Dr. Amy Bishop
AP
The state's Norfolk District Attorney, William R. Keating, on Thursday requested a judicial inquest into the death of brother Seth Bishop, which previously was ruled accidental, reports the Boston Globe.
And, in a case that continues to fascinate, according to a New York Times report this week, shortly after Bishop's arrest in the Huntsville, Ala., incident became known, campus police received a series of unsettling reports about Dr. Bishop, 45, a neuroscientist with a Harvard Ph.D. Among them was one from several biology-department insiders who warned that she may have booby-trapped the university's science building with a type of "herpes bomb" to spread the hazardous virus, according to police.

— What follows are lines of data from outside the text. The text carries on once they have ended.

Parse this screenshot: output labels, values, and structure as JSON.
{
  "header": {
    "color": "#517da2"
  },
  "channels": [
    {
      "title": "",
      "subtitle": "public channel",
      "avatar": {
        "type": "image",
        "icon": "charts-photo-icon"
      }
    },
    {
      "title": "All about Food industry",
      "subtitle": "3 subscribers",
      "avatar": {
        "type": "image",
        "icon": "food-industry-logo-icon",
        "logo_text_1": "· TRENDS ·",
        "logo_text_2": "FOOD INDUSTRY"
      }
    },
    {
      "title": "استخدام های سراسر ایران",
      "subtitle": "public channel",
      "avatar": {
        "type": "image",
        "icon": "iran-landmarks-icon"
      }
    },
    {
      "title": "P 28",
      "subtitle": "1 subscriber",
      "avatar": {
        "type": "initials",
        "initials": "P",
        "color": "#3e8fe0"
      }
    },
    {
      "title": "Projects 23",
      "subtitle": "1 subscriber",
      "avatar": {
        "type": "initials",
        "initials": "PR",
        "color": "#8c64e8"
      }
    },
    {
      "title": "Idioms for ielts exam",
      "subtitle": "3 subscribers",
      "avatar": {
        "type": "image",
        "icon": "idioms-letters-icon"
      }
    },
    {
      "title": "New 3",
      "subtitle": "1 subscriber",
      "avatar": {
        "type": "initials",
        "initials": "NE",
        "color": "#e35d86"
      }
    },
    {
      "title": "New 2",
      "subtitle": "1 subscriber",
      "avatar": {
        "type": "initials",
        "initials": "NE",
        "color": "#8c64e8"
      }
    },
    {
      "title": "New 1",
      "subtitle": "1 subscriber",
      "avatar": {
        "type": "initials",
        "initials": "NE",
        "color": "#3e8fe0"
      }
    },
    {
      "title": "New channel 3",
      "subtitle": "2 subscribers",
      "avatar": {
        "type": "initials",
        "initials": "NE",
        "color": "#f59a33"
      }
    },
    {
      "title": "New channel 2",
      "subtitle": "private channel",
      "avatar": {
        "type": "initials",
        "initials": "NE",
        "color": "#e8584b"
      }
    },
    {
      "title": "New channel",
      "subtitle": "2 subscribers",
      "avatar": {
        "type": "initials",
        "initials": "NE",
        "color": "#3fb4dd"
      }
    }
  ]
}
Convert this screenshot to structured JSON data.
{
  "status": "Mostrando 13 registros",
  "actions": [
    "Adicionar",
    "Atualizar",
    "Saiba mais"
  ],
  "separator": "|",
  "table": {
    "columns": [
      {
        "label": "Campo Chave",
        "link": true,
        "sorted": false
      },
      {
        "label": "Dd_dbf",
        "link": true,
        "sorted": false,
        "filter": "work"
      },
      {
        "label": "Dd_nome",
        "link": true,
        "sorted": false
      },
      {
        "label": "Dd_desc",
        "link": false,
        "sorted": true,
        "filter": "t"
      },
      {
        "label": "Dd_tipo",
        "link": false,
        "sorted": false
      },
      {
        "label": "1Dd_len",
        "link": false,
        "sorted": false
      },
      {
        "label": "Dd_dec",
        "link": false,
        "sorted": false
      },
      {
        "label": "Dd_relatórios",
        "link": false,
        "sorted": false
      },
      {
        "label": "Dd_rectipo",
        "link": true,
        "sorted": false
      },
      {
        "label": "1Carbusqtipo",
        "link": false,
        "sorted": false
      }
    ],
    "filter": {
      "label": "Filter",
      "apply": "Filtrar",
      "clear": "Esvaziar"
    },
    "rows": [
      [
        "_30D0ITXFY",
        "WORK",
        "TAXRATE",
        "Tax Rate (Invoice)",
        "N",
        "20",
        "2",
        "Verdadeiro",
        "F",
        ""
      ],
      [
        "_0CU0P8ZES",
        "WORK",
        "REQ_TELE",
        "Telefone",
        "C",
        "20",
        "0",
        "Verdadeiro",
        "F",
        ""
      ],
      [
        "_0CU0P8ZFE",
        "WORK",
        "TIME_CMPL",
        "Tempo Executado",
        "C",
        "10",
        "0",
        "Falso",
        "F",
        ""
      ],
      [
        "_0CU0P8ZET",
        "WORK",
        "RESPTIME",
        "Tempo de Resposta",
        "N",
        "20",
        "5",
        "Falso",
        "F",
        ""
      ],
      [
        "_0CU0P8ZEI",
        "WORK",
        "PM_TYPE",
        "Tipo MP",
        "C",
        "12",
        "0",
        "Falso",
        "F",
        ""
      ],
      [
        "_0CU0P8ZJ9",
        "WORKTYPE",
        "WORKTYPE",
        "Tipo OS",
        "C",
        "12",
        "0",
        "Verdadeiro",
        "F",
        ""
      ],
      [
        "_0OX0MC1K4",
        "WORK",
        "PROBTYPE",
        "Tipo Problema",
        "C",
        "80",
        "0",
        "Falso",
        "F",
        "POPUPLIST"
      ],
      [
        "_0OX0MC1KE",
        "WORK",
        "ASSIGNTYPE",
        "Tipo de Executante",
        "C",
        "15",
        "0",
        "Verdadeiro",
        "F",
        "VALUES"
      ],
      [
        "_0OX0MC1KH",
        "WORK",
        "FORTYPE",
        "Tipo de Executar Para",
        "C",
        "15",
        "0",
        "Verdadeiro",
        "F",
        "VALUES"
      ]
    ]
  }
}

Re-Examining the Brother's Death
In regard to the brother's shooting, Keating said at a Thursday press conference that serious mistakes were likely made in the initial investigation of Seth Bishop's death, and that witnesses gave conflicting stories describing the crime scene – making the DA wonder if perhaps the tragedy in Alabama could have been avoided has a more thorough probe occurred in 1986. "We owe this process to the Commonwealth," Keating said. "We also owe this to the grieving families in Alabama."According to records, Bishop took her father's shotgun on Dec. 6, 1986, loaded it in her bedroom, and then fatally shot her brother in the kitchen of the family's Braintree, Mass., home. She followed by running to a car dealership, where she held two workers at gunpoint and demanded a car.
Keating further stated that attempts by his office to interview Amy Bishop's parents – mother Judy (the only eyewitness) and father Samuel (a material witness) – were declined. Their attorney, Bryan J. Stevens, also declined comment.
Many Questions Raised
An inquest into the 1986 death will remain closed to the public, though findings could be announced. According to the Globe Keating may then choose to offer evidence to a grand jury, which could indict Bishop for homicide, the only crime for which there is no statute of limitations.U.S. Representative William D. Delahunt, who was Norfolk District attorney in 1986, earlier this week pointed a finger at Braintree Police for leading him to rule Seth Bishop's death accidental, but now supports a new inquest, "given the many questions that have been raised surrounding the death of Seth Bishop and its immediate aftermath, combined with the review by the DA and the lack of cooperation from Judith and Samuel Bishop."
Further related to Amy Bishop, on Thursday federal prosecutors announced a new review of a 1993 case in which a Harvard neurobiology professor who supervised Bishop received two pipe bombs in the mail three weeks after he terminated her job at the lab. The bombs did not go off, and there were no injuries. Although Bishop and her husband, James Anderson, were questioned, no one was ever charged in the case.